EXCLUSIVE: Richland legislators moving to clarify who sits on elections board
03/15/2014 7:29 PM
03/15/2014 7:31 PM
Richland County legislators will ask the county to provide legal representation as they move to separate the merged elections and voter registration boards, Rep. Joe Neal said.
The move would clarify how legislators should go about setting up two offices joined by a 2011 law now deemed unconstitutional.
“The delegation has made the decision that it is going to happen, and we’re moving to go to court to make sure it is done according to the way the court has required us to do,” Neal said Friday. “It’s my understanding we need a court order.”
Neal’s revelation came as 40 people applied by Thursday’s deadline to fill a vacancy on the Richland County Elections & Voter Registration Board – and as rumors swirled there could be more seats to fill.
When there were separate offices, there were two boards. But it’s not clear who would serve on the re-established boards, with two separate offices and directors.
“There is some question as to whether or not all the members of the (elections) board will remain,” said Neal, D-Richland and chairman of the 16-member legislative delegation.
Three people remain on the five-person elections board as it was in 2011: Adell Adams, Elaine DuBose and Allen Dowdy. Herbert Sims was seated in 2012 and Samuel Selph in 2013. Selph resigned last month to take over as interim election director as controversy continued to dog operations of the elections office.
Neal said he expects the legislative delegation to make its request for a lawyer at a meeting Tuesday night. That’s because County Council is required to fund the office, even though legislators appoint the elections board.
“We’re trying to move as quickly as we can,” Neal said.
The performance of the citizen elections board has been watched closely since November 2012, one of the most bungled elections in state history. The county office that’s overseen by the board failed to provide enough machines, and some voters had to wait in line as long as seven hours to cast ballots. Untold numbers left their precincts in frustration without voting.
Since then, a court ruling last year established the 2011 merger of separate elections and voter registration boards was unconstitutional, because it was done with a local law affecting just Richland County.
Neal said he would expect separate boards of elections and voter registration, and for each to have separate directors – just as it was before 2011.
Meanwhile, Rep. Jimmy Bales, D-Richland, said he had not set a meeting among the legislators tasked with recommending someone to fill an empty seat on the five-member elections board.
Bales said there’s just one vacancy – to replace Selph, who stepped in as interim director after he and the others fired director Howard Jackson just eight months into the job. They did not provide a reason for Jackson’s dismissal.
In late February, the legislative delegation staff sent out a news release seeking applicants to fill two vacancies on the board.
But Bales and Neal agreed that was a mistake. They said Dowdy, the elections board chairman, is not stepping down after all.
Rep. Nathan Ballentine said he’s not sure how many vacancies exist and what’s planned to ensure the county is in compliance with the law.

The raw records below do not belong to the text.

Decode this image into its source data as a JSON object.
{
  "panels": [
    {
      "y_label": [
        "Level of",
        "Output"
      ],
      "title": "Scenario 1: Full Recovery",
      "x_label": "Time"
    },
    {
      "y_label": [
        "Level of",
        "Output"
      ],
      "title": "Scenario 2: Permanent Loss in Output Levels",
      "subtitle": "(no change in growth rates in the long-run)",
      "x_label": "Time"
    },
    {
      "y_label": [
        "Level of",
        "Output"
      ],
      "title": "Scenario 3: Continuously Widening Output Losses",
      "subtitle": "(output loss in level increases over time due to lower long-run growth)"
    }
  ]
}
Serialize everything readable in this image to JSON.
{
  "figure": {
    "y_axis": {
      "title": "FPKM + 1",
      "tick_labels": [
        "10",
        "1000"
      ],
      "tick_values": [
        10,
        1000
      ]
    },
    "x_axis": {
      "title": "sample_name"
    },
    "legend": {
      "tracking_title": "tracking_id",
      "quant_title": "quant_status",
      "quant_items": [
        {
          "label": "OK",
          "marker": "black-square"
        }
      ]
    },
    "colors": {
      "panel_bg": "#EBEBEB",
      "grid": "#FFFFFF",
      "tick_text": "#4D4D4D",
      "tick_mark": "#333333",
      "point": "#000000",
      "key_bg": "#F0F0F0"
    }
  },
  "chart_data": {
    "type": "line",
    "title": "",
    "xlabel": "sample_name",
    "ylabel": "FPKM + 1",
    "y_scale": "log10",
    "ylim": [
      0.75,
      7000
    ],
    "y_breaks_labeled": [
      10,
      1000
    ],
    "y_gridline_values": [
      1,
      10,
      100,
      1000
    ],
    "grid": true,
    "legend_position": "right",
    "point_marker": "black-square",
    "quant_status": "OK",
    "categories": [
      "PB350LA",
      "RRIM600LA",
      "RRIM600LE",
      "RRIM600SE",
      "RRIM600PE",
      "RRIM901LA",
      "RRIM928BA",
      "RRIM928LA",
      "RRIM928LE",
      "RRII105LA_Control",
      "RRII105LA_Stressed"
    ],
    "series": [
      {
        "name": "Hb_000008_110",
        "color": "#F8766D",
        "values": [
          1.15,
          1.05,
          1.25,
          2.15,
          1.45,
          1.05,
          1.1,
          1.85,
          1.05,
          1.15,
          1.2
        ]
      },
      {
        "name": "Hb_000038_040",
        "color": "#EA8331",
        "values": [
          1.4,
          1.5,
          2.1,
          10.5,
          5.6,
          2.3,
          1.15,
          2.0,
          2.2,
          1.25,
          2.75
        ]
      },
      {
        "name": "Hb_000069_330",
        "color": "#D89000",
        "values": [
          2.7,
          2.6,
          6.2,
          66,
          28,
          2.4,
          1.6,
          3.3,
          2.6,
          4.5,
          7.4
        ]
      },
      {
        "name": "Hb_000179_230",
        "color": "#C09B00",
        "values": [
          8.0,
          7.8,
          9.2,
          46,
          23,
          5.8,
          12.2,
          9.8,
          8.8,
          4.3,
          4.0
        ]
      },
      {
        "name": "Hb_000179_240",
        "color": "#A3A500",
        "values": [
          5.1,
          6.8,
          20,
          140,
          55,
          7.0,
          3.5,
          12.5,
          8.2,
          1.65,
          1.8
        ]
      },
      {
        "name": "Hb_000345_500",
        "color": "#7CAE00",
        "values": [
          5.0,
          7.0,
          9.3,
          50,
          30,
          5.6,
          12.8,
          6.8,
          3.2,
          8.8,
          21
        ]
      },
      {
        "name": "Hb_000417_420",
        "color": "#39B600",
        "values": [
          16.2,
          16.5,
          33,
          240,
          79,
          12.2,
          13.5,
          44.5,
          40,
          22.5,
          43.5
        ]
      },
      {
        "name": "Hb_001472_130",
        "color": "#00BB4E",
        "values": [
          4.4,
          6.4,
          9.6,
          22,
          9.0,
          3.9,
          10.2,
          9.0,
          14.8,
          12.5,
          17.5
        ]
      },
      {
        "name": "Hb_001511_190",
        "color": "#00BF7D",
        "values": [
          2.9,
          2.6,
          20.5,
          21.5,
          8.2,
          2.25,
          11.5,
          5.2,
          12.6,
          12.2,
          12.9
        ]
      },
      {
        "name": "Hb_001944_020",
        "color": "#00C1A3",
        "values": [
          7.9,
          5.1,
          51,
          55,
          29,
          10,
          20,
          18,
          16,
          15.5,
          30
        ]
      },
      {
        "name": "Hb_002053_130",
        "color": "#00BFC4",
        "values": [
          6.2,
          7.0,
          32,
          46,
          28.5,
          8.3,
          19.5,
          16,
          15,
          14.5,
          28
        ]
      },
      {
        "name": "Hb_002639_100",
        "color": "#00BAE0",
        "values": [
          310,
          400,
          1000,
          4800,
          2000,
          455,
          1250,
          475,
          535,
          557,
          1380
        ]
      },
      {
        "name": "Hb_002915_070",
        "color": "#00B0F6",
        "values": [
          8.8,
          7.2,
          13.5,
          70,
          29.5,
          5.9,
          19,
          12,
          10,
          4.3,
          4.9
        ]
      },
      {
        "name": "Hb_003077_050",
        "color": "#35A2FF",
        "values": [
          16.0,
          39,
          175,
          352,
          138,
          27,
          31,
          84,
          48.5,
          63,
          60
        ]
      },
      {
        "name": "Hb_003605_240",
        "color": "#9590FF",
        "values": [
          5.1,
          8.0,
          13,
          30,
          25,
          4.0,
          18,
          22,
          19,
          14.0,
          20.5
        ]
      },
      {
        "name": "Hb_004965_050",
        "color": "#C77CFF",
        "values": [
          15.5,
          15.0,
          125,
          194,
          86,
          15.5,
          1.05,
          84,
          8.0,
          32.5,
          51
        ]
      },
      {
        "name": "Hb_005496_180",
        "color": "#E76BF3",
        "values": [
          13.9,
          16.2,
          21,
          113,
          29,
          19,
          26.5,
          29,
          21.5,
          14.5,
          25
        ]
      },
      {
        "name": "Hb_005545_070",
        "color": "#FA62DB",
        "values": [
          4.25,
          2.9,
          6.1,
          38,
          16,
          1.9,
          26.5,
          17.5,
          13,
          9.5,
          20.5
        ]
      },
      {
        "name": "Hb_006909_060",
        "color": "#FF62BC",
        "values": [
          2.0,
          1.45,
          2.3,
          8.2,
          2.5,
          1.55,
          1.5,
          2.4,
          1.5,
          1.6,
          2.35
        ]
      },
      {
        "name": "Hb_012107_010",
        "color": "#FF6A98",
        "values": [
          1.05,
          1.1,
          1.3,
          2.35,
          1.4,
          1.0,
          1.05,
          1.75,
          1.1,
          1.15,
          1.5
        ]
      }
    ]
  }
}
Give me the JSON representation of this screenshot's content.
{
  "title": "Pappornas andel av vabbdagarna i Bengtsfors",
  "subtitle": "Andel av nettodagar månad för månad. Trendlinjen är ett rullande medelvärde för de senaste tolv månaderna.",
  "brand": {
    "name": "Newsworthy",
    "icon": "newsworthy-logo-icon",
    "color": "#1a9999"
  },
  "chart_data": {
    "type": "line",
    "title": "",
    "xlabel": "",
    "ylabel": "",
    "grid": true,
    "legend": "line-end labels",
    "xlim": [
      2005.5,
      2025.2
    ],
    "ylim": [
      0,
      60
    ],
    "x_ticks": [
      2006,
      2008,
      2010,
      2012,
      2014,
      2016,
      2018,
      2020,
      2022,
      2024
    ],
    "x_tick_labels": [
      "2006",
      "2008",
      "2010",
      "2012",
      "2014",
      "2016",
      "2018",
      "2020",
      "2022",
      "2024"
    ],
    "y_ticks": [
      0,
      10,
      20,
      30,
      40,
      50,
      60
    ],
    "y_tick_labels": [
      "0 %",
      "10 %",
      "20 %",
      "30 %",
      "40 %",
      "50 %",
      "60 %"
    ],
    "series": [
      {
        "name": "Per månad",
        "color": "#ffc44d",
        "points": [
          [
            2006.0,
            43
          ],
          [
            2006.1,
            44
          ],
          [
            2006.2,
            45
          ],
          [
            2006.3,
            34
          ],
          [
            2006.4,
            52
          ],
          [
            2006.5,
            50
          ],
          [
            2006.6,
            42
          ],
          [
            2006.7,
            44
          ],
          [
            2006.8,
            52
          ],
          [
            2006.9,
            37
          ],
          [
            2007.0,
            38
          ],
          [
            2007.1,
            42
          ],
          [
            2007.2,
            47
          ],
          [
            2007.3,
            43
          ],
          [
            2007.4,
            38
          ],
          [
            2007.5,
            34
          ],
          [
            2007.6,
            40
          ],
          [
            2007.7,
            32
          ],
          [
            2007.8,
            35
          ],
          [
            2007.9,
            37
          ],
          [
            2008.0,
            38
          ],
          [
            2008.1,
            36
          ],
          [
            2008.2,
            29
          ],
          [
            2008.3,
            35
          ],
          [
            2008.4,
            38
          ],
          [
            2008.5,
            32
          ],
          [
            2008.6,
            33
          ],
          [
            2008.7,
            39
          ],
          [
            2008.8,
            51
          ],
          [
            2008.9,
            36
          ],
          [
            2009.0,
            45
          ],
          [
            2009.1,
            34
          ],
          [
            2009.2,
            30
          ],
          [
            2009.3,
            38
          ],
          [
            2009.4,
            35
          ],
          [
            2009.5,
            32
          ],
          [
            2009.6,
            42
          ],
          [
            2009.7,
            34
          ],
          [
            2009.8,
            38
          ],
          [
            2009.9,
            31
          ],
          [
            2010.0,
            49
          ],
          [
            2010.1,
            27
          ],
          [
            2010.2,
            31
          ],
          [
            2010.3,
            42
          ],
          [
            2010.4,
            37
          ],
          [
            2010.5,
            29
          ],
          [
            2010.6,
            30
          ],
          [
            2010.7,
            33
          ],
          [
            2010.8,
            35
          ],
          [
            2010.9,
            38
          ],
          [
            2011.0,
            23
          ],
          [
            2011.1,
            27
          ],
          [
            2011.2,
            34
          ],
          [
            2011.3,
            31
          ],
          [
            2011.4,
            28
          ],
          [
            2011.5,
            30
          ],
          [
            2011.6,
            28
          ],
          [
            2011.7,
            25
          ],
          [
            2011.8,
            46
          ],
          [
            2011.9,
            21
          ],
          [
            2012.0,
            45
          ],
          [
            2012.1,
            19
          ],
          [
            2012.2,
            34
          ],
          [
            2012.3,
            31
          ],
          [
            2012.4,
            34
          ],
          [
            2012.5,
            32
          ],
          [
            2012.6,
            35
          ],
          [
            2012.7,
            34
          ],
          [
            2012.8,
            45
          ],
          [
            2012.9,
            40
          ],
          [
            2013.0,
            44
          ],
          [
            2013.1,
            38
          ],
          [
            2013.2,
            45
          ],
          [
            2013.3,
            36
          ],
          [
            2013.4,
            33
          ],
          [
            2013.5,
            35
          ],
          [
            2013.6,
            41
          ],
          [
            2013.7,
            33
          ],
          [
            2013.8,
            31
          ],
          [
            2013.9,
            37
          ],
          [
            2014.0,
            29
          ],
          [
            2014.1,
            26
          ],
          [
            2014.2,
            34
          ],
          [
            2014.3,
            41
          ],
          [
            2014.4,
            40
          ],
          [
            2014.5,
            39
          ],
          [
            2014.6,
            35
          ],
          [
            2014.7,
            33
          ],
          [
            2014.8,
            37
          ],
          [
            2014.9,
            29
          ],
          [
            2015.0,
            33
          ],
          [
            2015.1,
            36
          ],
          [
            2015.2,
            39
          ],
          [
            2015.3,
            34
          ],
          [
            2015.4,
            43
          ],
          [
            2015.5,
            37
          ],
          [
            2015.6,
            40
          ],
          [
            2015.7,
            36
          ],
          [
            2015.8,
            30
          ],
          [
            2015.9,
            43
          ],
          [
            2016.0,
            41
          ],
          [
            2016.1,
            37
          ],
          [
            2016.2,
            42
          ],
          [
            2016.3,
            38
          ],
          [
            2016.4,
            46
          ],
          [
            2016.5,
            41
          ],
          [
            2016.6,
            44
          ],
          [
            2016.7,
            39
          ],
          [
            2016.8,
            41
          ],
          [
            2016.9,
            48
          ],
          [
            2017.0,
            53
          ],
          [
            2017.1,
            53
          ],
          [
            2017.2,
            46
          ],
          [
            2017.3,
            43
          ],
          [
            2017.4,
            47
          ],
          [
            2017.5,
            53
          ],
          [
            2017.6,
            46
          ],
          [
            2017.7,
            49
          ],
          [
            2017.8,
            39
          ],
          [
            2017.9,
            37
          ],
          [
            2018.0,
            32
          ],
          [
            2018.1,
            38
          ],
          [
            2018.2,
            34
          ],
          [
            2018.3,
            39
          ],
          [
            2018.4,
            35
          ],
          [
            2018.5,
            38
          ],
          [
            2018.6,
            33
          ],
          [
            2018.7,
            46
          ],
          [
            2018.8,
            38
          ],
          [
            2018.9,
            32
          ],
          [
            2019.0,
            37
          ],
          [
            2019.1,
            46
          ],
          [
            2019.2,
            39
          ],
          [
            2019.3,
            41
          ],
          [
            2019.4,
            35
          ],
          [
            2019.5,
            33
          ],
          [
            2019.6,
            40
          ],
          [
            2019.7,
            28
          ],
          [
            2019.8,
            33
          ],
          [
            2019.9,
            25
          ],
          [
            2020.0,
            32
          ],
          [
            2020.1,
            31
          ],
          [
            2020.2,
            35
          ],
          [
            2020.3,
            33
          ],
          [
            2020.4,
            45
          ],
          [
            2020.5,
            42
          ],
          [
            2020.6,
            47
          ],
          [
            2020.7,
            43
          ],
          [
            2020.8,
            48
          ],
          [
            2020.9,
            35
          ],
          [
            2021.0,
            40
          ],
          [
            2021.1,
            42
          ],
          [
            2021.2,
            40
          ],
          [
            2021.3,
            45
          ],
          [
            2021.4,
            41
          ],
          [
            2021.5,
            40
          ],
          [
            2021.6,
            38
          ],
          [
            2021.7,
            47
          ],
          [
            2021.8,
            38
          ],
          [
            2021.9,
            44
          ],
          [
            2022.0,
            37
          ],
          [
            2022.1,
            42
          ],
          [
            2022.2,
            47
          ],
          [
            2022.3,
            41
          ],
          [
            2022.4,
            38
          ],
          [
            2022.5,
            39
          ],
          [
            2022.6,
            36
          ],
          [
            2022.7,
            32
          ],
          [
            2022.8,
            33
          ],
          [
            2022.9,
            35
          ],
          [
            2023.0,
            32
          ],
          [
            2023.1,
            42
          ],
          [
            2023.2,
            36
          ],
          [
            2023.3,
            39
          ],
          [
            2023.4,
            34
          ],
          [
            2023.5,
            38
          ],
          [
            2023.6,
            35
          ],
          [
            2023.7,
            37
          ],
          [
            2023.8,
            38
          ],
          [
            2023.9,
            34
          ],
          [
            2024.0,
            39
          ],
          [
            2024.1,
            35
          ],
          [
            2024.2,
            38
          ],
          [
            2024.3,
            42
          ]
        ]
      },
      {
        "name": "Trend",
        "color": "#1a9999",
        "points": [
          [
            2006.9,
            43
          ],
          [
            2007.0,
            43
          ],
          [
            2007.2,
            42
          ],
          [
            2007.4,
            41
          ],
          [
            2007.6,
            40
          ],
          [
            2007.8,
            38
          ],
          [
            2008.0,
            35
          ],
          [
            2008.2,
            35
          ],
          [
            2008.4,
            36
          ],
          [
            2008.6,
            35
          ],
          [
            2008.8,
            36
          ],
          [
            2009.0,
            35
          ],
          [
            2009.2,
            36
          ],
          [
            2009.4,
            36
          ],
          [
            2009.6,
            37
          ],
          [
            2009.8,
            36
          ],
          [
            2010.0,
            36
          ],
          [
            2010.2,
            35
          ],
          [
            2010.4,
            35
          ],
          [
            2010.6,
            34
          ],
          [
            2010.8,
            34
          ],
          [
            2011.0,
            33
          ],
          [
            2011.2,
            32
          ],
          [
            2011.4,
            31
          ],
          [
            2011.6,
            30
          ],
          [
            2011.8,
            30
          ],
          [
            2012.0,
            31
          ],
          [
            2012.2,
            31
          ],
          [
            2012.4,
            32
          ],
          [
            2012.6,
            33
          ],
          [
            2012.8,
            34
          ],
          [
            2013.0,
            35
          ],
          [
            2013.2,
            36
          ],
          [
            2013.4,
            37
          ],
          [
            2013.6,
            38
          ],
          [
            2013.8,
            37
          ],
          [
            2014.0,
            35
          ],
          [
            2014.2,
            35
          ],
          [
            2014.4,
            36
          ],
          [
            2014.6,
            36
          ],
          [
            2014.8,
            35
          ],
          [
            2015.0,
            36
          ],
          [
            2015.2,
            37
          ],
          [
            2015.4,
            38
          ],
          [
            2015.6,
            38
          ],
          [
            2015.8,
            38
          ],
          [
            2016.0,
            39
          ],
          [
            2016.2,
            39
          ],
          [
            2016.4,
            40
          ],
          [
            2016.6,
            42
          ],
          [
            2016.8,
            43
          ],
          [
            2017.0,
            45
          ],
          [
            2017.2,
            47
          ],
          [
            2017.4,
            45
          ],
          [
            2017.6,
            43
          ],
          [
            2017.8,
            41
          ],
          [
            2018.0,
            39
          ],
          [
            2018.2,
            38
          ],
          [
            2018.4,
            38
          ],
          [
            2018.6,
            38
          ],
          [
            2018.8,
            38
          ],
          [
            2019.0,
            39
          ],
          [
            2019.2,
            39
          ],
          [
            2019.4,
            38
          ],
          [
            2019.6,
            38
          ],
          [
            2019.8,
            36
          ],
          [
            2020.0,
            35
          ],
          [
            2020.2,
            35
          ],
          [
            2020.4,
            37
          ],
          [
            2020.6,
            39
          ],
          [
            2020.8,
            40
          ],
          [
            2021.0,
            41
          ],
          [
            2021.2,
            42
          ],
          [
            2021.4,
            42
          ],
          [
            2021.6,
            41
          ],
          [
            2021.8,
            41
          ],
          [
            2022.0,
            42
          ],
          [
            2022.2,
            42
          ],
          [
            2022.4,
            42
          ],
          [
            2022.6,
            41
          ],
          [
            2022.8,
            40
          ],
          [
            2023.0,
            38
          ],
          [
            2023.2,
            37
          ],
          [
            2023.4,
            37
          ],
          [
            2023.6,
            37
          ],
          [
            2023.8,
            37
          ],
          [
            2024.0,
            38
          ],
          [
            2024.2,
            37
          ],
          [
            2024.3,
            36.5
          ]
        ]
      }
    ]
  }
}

“We’ve had no delegation meeting to discuss this very important question,” Ballentine said by email Friday, “and if the board is unconstitutional, as a judge has ruled, shouldn’t we dissolve the board?
“I’ve been very disappointed in the lack of openness and lack of urgency from our delegation during this entire fiasco.”
In recent weeks, the advocacy group Common Cause and the county Republican party have recruited people to apply for the board.
“There’s a feeling of outrage, I think, and that triggers people to apply because they think they can help remedy the problem,” Common Cause director John Crangle said Friday.
“I hope this is a wake-up call for more transparency,” said Eaddy Roe Willard, chairwoman of the county GOP. “I feel like with a fresh face on the board that they will see the board’s actions through the eyes of the voters.”
Legislative delegation staff has been reluctant to say who has applied for the board, though some applicants have shared their interest.
Among the applicants is Duncan Buell, a computer scientist who is an expert in electronic voting machines and helped unravel the 2011 election mess.
Kenneth Gaines, a University of South Carolina professor of law, said he applied. So did Chris Kenney, a lawyer who represented the state Democratic party in what he called “the ballot-gate disaster” of 2012, and Pete Kennedy, a poll worker who has attended every elections board meeting in the past year.
Kenney said the lack of willingness to say who has applied for the board is an example of “the single most damaging aspect” of the elections mess – a lack of openness.
“There’s a sense of those standing on the outside, observing the process, that it’s been less than transparent,” Kenney said.